Voilà le genre de problème auquel faisaient face Jacques Langevin et Sylvie Rocque, professeurs au Département de psychopédagogie et d’andragogie et concepteurs du cédérom Payer? Facile!
|
Jacques Langevin |
Les deux chercheurs se sont aperçus qu’on faisait fausse route en cherchant à enseigner à ces enfants handicapés intellectuellement les bases du calcul ou les notions relatives à l’argent. «L’abstrait et le symbolique leur échappent totalement, affirme Jacques Langevin. Leur retard d’apprentissage ne sera jamais comblé parce qu’il est dû à une déficience grave du développement cognitif. Après 16 ans de scolarité, ils demeurent totalement analphabètes.»
Dans l’esprit du professeur, l’alphabétisation inclut non seulement le fait de savoir lire et compter, mais aussi celui de savoir gérer son temps, ses déplacements et son argent, chacune de ces habiletés étant nécessaire à l’autonomie. Le groupe Défi apprentissage poursuit des travaux autour de ces cinq habiletés, mais c’est dans le domaine de la gestion de l’argent qu’il est le plus avancé parce que les obstacles sont ici moins nombreux.
«En maîtrisant la gestion quotidienne de l’argent, l’enfant pourra aussi faire les apprentissages liés aux achats, comme aller de lui-même au dépanneur, choisir le commerce ou décider du produit», souligne le professeur Langevin. Le succès de l’approche qu’il a mise au point repose sur la simplification de la tâche à accomplir. «La tâche n’est pas de savoir compter des pièces de monnaie mais de réussir à payer», précise-t-il.
Stratégie des 1 $
Les stratégies élaborées sont propres aux besoins de chaque âge. L’un des procédés adaptés aux enfants de 9 à 12 ans (groupe à qui est destiné le cédérom Payer? Facile!) est la stratégie des 1 $ et vaut pour des montants inférieurs à 10 $. L’enfant dépose ses achats sur le comptoir et surveille le prix affiché à la caisse; il donne le même nombre de pièces de 1 $ que le chiffre apparaissant avant le point et ajoute une autre pièce s’il y a des chiffres autres que des zéros après le point.

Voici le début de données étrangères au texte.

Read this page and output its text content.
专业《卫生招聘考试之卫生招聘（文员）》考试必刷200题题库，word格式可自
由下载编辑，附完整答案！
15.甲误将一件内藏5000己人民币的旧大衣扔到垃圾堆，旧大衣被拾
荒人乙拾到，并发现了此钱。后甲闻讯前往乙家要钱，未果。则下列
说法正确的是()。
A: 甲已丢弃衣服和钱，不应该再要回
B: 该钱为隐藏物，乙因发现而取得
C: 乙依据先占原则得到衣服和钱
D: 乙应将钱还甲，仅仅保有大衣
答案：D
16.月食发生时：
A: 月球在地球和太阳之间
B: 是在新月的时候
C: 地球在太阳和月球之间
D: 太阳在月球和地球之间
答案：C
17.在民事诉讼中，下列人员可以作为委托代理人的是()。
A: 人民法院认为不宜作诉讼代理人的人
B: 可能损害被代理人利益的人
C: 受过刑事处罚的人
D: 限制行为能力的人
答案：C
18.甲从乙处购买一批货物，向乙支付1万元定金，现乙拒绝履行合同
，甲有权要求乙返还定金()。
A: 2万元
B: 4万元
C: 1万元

Il attend sa monnaie, fait comme s’il s’assurait que le compte est bon, et replace le tout dans le compartiment approprié de son porte-monnaie.
Des procédés semblables, basés sur le billet de 10 $, ont été élaborés pour les adolescents et les adultes afin de leur permettre des achats allant de 10 à 100 $.
Après plusieurs mises à l’essai, les chercheurs ont testé leur matériel auprès de parents qui n’avaient reçu aucune formation particulière pour l’utiliser. «Après 12 semaines, à raison de trois séances de 20 minutes par semaine, les 65 enfants concernés par l’expérience étaient tous capables de faire un achat dans un commerce inconnu», affirme Jacques Langevin.
Même si la stratégie nécessite un minimum de gestion de la part des parents ou encore une complaisance certaine de la part du caissier, ce serait là, selon le professeur, une première mondiale: aucun autre procédé n’aurait jusqu’ici permis à des enfants déficients intellectuels d’acquérir rapidement une habileté essentielle à l’autonomie à un âge où cette habileté est normalement acquise par les enfants sans déficiences.
Les retombées de cette approche pourraient être importantes puisque environ 1,6 % de la population – soit 110 000 personnes au Québec et 500 000 au Canada – souffrirait de déficience intellectuelle plus ou moins prononcée. Leur manque d’autonomie représente des coûts sociaux et économiques substantiels.
Le cédérom, produit par la maison Kaleidos Multimedia, sera adapté et traduit par plusieurs pays européens et aura une version américaine. Le groupe Défi apprentissage travaille par ailleurs à appliquer cette approche à la lecture et à la gestion du temps.